Ripubblichiamo quest'articolo di un anno fa. I dati sono tutti validi oggi e le conclusioni sono di un'attualità imbarazzante.
lantidiplomatico.it Gilberto Trombetta, 19 gennaio 2019
6 milioni di italiani tra disoccupati e inattivi, 5 milioni in povertà assoluta, 10 in condizioni di povertà relativa.
Eppure ci sono strade da rifare, ponti e gallerie da manutenere,
metropolitane da costruire, reti autostradali e ferroviarie da ampliare.
Scuole e Ospedali da abbattere e ricostruire, territori da mettere in
sicurezza dal rischio idrogeologico e sismico.
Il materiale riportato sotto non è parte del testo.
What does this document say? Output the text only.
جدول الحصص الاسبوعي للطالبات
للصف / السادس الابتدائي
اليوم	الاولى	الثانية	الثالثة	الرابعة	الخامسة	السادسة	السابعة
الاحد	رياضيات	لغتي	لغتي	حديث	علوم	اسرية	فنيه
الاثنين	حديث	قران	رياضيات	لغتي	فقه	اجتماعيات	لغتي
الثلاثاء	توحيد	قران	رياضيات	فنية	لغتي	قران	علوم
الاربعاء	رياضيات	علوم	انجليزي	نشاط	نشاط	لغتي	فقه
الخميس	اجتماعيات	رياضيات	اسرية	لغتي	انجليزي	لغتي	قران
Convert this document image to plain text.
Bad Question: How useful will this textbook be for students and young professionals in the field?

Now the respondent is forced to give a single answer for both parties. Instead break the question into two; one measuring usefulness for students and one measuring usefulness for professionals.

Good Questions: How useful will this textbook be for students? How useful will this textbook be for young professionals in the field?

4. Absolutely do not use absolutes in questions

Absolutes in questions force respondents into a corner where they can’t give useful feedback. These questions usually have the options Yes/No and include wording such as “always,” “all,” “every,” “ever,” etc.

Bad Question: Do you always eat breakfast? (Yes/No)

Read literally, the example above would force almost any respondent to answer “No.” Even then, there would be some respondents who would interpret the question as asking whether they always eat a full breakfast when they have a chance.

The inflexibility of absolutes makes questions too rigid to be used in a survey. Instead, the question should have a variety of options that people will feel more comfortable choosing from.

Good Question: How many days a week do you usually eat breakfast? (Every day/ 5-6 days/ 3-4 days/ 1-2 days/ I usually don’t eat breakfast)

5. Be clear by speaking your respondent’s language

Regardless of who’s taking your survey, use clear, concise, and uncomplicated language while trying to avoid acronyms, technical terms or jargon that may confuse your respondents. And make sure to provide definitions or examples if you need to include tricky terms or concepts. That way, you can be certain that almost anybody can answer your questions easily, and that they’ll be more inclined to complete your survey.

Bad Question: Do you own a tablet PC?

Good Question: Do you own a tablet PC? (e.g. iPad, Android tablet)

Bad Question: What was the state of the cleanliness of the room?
Fabbriche da aprire, poli industriali da ricreare, distretti portuali da
organizzare. E ancora le centrali per la produzione di energia pulita.
Sistemi educativi da ripensare.
Trasformare questa fase storica di bassa
natalità in un’occasione per ridisegnare completamente l’insegnamento
riducendo drasticamente il rapporto tra insegnanti e numero di alunni
per classe.
Aumentando di molto il numero e il salario dei primi.
Quasi
una didattica personalizzata.
E poi gli investimenti nella ricerca. Eppure il Paese sta lentamente morendo. Da diversi decenni ormai. Perché?
Una domanda e un'offerta che non riescono a incontrarsi, a diventare effettive. Perché?
Perché manca – ci ripetono da tanto, troppo tempo - il mezzo di
comunicazione finanziario per mettere in connessione due bisogni reali,
che non hanno scarsità del bene da scambiare, ma della valuta che regola
questo scambio.
Perché “Mancano i soldi”, insomma.
Una delle più grandi balle che siano mai state raccontate.
E quella
forse con le conseguenze più gravi sulla vita di milioni di essere
umani.
La BCE negli ultimi anni, solo per l'acquisto dei titoli pubblici, ha
creato dal nulla 2,15 trilioni di euro.
Due virgola quindici trilioni di
euro. Dal nulla.
Non estratti dalle miniere o dalle nostre tasse. Tanto
meno dai soldi dei pensionati norvegesi.
Non mancano mattoni, ferro, cemento, materie da lavorare, da
trasformare che giustifichino tutti i poveri e i disoccupati. Che
giustifichino tutta questa disperazione.
Si tratta solo di un modello economico fondato sulla scarsità, sulla
privazione, dal lato della domanda. E sullo spreco dal lato
dell'offerta.
Eppure alla bugia, alla falsa credenza della scarsità di denaro hanno, nel tempo, risposto in tanti.
Come Keynes, che in un’intervista alla BBC radio del 1942
all’intervistatore che gli chiedeva da dove provenissero i soldi
necessari, rispose:
«Vi racconterò come risposi a un famoso architetto che aveva dei
grandi progetti per la ricostruzione di Londra, ma li mise da parte
quando si chiese: ”Dov’è il denaro per fare tutto questo?”.
“Il denaro? – feci io – non costruirete mica le case col denaro? Volete
dire che non ci sono abbastanza mattoni e calcina e acciaio e cemento?”.
“Oh no – rispose – c’ è abbondanza di tutto questo.
“Allora intendete dire che non ci sono abbastanza operai?”.
“Gli operai ci sono, e anche gli architetti”.
”Bene, se ci sono mattoni, acciaio, cemento, operai e architetti, perché
non trasformare in case tutti questi materiali?”. Insomma possiamo
permetterci tutto questo e altro ancora».
O come il premio Nobel James Tobin:
«L’intero obiettivo del sistema economico è la produzione di beni o
servizi da destinare al consumo nel presente o nel futuro. Penso che
l’onere della prova debba cadere sempre su coloro che tendono a produrre
meno anziché di più, su coloro che tendono a lasciare inoperosi uomini o
macchinari o terra che potrebbero essere usati.
È stupefacente quanti motivi si riescano a trovare per
giustificare tale spreco: paura dell’inflazione, disavanzi della
bilancia dei pagamenti, bilancio non in pareggio, debito nazionale
eccessivo, perdita della fiducia nel dollaro».
La povertà, la disoccupazione, la disuguaglianza sociale, le milioni di
vite distrutte, il futuro strappato alle nuove generazioni costrette a
emigrare.
Tutte queste atrocità non sono frutto del destino infame, sono una scelta politica.
Dettata da tornaconto personale di pochi e dalle false credenze di alcuni.
Sulle quali ci si sta però giocando la vita, i sogni, le speranze, il futuro di intere popolazioni.